Por: @rafabartrina
Archivo de memoria viva. Yo tenía cinco años cuando Hollywood vino a Ensenada. No lo viví directamente, pero lo escuché tantas veces que lo llevo como propio.
Fue en el Cine Maya, recién inaugurado, donde James Cagney, Lucille Ball, Laurel y Hardy y otros artistas ofrecieron una función especial. Decían que era por la paz. Y sí, en parte lo era. Pero también era propaganda. Diplomacia con lentejuelas.
Esa caravana de artistas formaba parte de una gira promovida por el gobierno estadounidense y los estudios de cine, con el objetivo de fortalecer el apoyo popular a la guerra. En México, buscaban reforzar la alianza con un país vecino que, aunque ya había declarado la guerra en 1942, aún vivía con reservas. La presencia de artistas famosos era una forma de suavizar el mensaje, de vestir la guerra con glamour y buena voluntad.

El Cine y Teatro Maya, ubicado en la Calle Cuarta entre Ruiz y Gastélum, fue inaugurado en los años treinta con capacidad para más de 1,300 personas. Su arquitectura combinaba funcionalidad con detalles art déco, y contaba con foso de orquesta. Más que un cine, fue un espacio cultural, donde se proyectaban películas, se celebraban actos cívicos y se presentaban artistas internacionales. Esa noche, se convirtió en escenario de una función que mezclaba arte, política y esperanza.

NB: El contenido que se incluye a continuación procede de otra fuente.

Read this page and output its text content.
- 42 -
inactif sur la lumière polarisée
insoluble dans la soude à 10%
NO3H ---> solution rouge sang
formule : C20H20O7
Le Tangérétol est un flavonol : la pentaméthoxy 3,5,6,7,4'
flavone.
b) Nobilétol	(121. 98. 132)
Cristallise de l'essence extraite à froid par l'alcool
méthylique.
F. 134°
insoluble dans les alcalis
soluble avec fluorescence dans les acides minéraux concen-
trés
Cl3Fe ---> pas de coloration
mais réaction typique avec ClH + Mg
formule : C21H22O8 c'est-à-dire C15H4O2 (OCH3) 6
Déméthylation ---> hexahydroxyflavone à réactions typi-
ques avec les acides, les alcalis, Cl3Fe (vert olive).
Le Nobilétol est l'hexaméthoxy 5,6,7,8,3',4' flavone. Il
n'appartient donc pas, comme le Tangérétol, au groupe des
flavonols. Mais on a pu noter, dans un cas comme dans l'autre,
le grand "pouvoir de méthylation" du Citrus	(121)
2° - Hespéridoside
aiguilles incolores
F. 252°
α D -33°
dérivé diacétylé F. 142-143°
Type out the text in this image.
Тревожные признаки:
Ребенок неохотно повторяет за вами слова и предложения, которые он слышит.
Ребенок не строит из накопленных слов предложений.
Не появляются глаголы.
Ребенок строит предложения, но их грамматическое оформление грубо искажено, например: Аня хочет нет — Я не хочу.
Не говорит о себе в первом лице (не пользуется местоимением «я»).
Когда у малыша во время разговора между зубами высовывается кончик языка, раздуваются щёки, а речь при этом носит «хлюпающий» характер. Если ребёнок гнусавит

Ensenada vivía bajo toque de queda. Las luces de los autos apenas salían por una rendija, y las ventanas se cubrían para no delatar la ciudad desde el aire. Se formó una guardia civil con ciudadanos en reserva, entrenados para defender el terruño. El patriotismo se respiraba en cada esquina.

México participó directamente en el conflicto a través del Escuadrón 201, que combatió en Filipinas junto a la Fuerza Aérea de Estados Unidos. Fueron 300 hombres, 25 aviones, y cinco bajas. El escuadrón se convirtió en símbolo de valentía y compromiso internacional. Cuando yo llegué, en el 49, la guerra ya había terminado. Pero sus huellas seguían en las calles. Recuerdo haber visto vehículos con faros cubiertos, como si el miedo aún rondara desde el cielo. Las ventanas seguían tapadas, por costumbre más que por orden. Y las historias… esas se contaban con orgullo. De cómo Ensenada resistió, de cómo se preparó, de cómo recibió a Hollywood con aplausos y sospechas.

El fin de la guerra fue motivo de alboroto y felicidad. Volvieron las sonrisas, los bailes en la plaza, los abrazos sin miedo. Pero esa noche en el Maya quedó como símbolo: de cómo, incluso en tiempos de guerra, se puede hacer espacio para el arte, para la esperanza, y para una buena carcajada en medio del caos.